Inoltre, la natura standardizzata del documento rende il SAFE uno strumento facile da negoziare e adottare rapidamente.

Rischi e limitazioni

Nonostante i molti vantaggi, il SAFE non è privo di criticità:

  • Mancanza di equity “sul momento”: l’investitore non ha diritti di voto o patrimoniali fino alla conversione effettiva.
  • Dipendenza dall’avvenire di un evento di conversione: se la startup non raggiunge un round prezzato, il SAFE potrebbe non convertirsi.
  • Rischi di diluizione futura non sempre prevedibili se si susseguono più round SAFE.
  • Per l’investitore, l’assenza di protezioni tipiche del credito può rappresentare un rischio in caso di liquidazione.

Differenze con altri strumenti finanziari

Pur avendo funzioni simili ad altri strumenti di raccolta fondi, il SAFE si distingue per la sua semplicità e flessibilità:

  • Rispetto alle note convertibili: a differenza delle convertible notes (che sono debiti e prevedono interessi e scadenza), il SAFE non è debito, non matura interessi e non ha una scadenza fissata.
  • Rispetto agli strumenti finanziari partecipativi (SFP) previsti dal diritto societario italiano: il SAFE non richiede modifiche statutarie o l’istituzione di registri specifici, risultando meno burocratico e più immediato da adottare.

Adozione nel contesto italiano

Il SAFE, nato negli Stati Uniti grazie all’acceleratore Y Combinator, ha gradualmente guadagnato terreno anche in Italia con modelli contrattuali adattati al sistema giuridico italiano, mantenendo però i principi semplici dello strumento originale.

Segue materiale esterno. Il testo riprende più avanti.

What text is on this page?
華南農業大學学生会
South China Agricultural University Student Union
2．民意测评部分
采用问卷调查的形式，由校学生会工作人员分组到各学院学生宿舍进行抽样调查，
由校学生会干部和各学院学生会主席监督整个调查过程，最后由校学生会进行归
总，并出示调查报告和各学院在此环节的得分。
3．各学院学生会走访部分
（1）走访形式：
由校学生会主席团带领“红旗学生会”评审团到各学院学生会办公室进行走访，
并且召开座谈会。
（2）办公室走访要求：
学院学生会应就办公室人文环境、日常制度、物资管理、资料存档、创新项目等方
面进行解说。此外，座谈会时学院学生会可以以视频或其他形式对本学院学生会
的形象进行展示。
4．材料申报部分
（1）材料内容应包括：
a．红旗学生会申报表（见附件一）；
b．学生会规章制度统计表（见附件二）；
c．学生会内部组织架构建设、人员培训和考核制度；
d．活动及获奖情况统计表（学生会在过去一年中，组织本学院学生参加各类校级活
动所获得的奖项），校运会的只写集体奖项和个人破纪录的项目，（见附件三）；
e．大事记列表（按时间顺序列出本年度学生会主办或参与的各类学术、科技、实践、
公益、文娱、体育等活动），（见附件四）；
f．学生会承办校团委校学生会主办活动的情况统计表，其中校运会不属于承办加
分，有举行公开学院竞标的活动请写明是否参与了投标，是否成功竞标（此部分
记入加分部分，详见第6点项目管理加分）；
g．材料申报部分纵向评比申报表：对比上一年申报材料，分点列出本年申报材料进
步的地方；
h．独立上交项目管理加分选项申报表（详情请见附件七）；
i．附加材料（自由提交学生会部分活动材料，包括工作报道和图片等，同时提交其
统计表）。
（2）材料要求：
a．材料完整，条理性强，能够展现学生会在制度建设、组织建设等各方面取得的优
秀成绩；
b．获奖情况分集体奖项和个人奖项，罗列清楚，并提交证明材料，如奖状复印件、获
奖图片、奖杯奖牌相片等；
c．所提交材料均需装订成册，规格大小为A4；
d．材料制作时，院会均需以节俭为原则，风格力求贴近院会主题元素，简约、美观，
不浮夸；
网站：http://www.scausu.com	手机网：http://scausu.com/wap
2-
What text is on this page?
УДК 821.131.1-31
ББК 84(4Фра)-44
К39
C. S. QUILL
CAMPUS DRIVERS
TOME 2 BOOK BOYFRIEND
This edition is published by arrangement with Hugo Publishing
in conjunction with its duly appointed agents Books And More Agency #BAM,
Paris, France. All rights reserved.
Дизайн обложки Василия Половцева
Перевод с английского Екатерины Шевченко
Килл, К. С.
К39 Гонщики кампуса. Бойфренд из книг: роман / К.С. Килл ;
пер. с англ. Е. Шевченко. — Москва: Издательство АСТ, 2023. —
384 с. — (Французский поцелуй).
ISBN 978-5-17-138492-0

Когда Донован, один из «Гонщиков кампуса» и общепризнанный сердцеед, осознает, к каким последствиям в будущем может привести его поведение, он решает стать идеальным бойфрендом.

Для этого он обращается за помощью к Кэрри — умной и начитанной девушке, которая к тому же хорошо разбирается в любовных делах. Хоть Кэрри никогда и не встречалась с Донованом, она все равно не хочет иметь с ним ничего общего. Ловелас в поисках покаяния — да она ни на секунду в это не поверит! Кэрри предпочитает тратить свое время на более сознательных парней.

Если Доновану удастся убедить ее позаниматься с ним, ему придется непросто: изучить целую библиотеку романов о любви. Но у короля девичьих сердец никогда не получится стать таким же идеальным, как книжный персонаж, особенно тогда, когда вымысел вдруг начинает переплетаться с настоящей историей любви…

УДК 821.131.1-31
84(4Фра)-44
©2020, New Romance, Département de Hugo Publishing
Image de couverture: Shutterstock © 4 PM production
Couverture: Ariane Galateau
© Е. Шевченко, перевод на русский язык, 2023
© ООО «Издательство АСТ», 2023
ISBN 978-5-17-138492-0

Questi modelli aiutano le startup italiane ad attrarre investitori familiari con il SAFE nel contesto internazionale, ma con formule compatibili con la normativa locale.

Considerazioni finali

Il contratto SAFE rappresenta una soluzione moderna, flessibile ed efficiente per le startup che vogliono raccogliere capitali nelle fasi iniziali senza appesantire la governance societaria o aumentare i costi legali. Per gli investitori, offre l’opportunità di entrare in progetti ad alto potenziale con condizioni di conversione favorevoli, mentre per i fondatori costituisce uno strumento che velocizza l’accesso ai fondi necessari per crescere.